Virginia: Engineer Challenges Short Yellow, Right Turn Trap

 

A traffic engineer with the National Motorists Association is taking on what he calls a dangerous intersection in Virginia Beach, Virginia. Engineer J.J. Bahen Jr. began investigating one particular location in response to an NMA member who raised questions about a citation sent to her in the mail by Redflex Traffic Systems of Australia.

Virginia Beach depends on these right turn violations 82.3 percent of the photo ticket revenue generated citywide. The Great Neck location alone allowed Redflex to mail out 24,400 citations since June 1, 2009, even though the intersection has no documented history of crashes caused by turning right on red. A federal report shows such turns are rarely dangerous (view report). In addition to the turning problem, Bahen said straight-through traffic is also being shortchanged with a yellow time of just 4.3 seconds.

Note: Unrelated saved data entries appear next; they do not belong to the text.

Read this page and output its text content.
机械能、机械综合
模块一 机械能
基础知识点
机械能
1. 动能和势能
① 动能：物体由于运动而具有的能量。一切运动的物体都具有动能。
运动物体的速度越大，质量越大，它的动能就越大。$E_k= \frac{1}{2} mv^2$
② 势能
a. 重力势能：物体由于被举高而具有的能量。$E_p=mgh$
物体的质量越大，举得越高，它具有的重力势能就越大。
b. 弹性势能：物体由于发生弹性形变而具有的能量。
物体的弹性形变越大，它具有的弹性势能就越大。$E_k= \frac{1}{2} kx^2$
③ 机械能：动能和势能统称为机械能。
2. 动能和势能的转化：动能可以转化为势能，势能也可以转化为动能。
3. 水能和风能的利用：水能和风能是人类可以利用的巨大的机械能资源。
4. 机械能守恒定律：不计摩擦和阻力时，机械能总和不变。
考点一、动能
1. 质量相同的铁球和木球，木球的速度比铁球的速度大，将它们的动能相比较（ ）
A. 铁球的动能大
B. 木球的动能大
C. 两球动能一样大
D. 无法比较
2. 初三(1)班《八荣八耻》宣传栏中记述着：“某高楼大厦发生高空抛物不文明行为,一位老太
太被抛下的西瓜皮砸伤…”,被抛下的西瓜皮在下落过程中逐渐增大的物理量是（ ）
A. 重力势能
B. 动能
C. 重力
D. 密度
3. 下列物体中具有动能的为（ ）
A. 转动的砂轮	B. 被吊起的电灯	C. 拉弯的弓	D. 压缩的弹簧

"The recommended methodology of the Institute of Transportation Engineers (ITE) is that yellow intervals be based on the 85th percentile speed of free-flowing vehicles, not the posted limit," wrote Bahen, an ITE member. "The difference between the two is generally 7 MPH. Virginia law requires that the ITE methodology be used. Therefore, an interval of 4.8 seconds is required. Camera enforcement of short yellow intervals always increases crash rates."

http://thenewspaper.com/news/39/3965.asp

thx for that, I have been

thx for that, I have been under the impression it was 4 sec for yellow. I guess that comes from a violation I had a VERY long time ago. I haven't kept up with the changes.

reccomended vs, required

Sadly, the ITE reccomendation isn't a requirement and Mr. Bahen's interpretation as reported is a selective reading of the docuentation.ITEsays either the 85th percentile speed can be used or the posted speed. What's not provided in this report by The Newspaper.com is the posted speed limit and what Virginia Beach's traffic law states. The 4.3 second timing suggests a speed of approximately 35 MPH which could be the maximum speed allowdby ordinance. The 8th percentile speed should be used in this case as an argument bfore the city's governing body for a review of the speed limits rather than an attempt to force the change at a single intersection.

If Mr.Bahen is a registered Traffic Operations Engineer, perhaps he should spend the effort to analyze the entire cooridor and make a recommendation based on the results of that study. Support for his effort shoukd the city not accept the study could then be sought from members of the local media.